Detailed, illustrated army histories of 16th-Century Britain and the Low Countries
Perched as it was at the crossroads between medieval and modern history, the 16th century was inevitably a period of experiment, exploration, and rapid change. The English army, for instance, began the century equipped predominantly with bows and polearms, but ended it equipped with firearms and pikes.
This volume provides the reader with a detailed study of the armies of the British Isles and the Low Countries during the Tudor era, which witnessed not only the loss of England last possessions in France and the Elizabethan conquest of Ireland, but also the early stages of the Eighty Years War in the Netherlands. It five main chapters deal in turn with England in the period 1487-1603, Scotland, Ireland, the United Provinces from 1566 to 1609, and the Spanish Netherlands after 1556. Each contains detailed information on the dress, arms, organisation, and tactics of the contending armies, and helps to put the how, why and when of their evolution in context.

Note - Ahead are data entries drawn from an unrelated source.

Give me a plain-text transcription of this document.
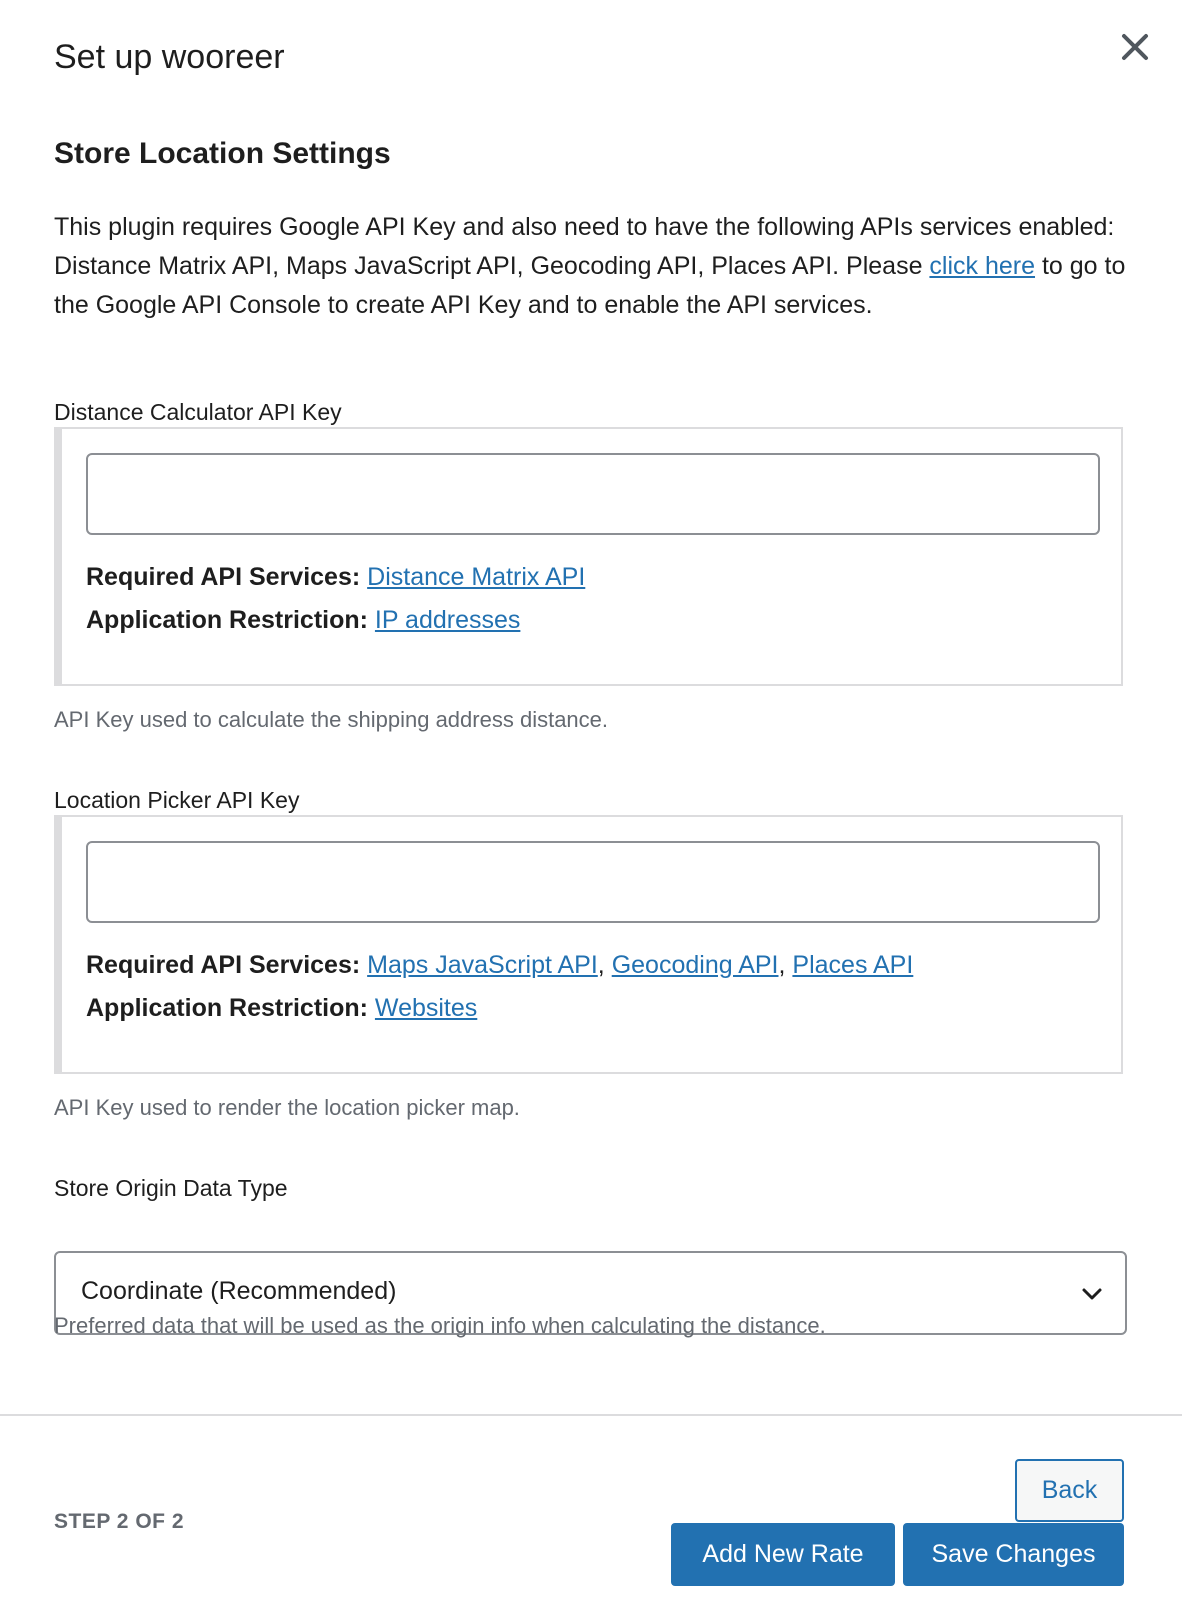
Set up wooreer
Store Location Settings
This plugin requires Google API Key and also need to have the following APIs services enabled: Distance Matrix API, Maps JavaScript API, Geocoding API, Places API. Please click here to go to the Google API Console to create API Key and to enable the API services.
Distance Calculator API Key
Required API Services: Distance Matrix API
Application Restriction: IP addresses
API Key used to calculate the shipping address distance.
Location Picker API Key
Required API Services: Maps JavaScript API, Geocoding API, Places API
Application Restriction: Websites
API Key used to render the location picker map.
Store Origin Data Type
Coordinate (Recommended)
Preferred data that will be used as the origin info when calculating the distance.
STEP 2 OF 2
Back
Add New Rate	Save Changes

In addition there is a short section describing and explaining the assorted hand-firearms to be met with at this time; a substantial chapter on the principal military engagements that punctuated the age, from Blackheath in 1497 to Kinsale in 1601; and an appendix on 16th-century artillery. The army descriptions are supported by 128 clear line drawings, mostly of typical troop types, and over a hundred flags.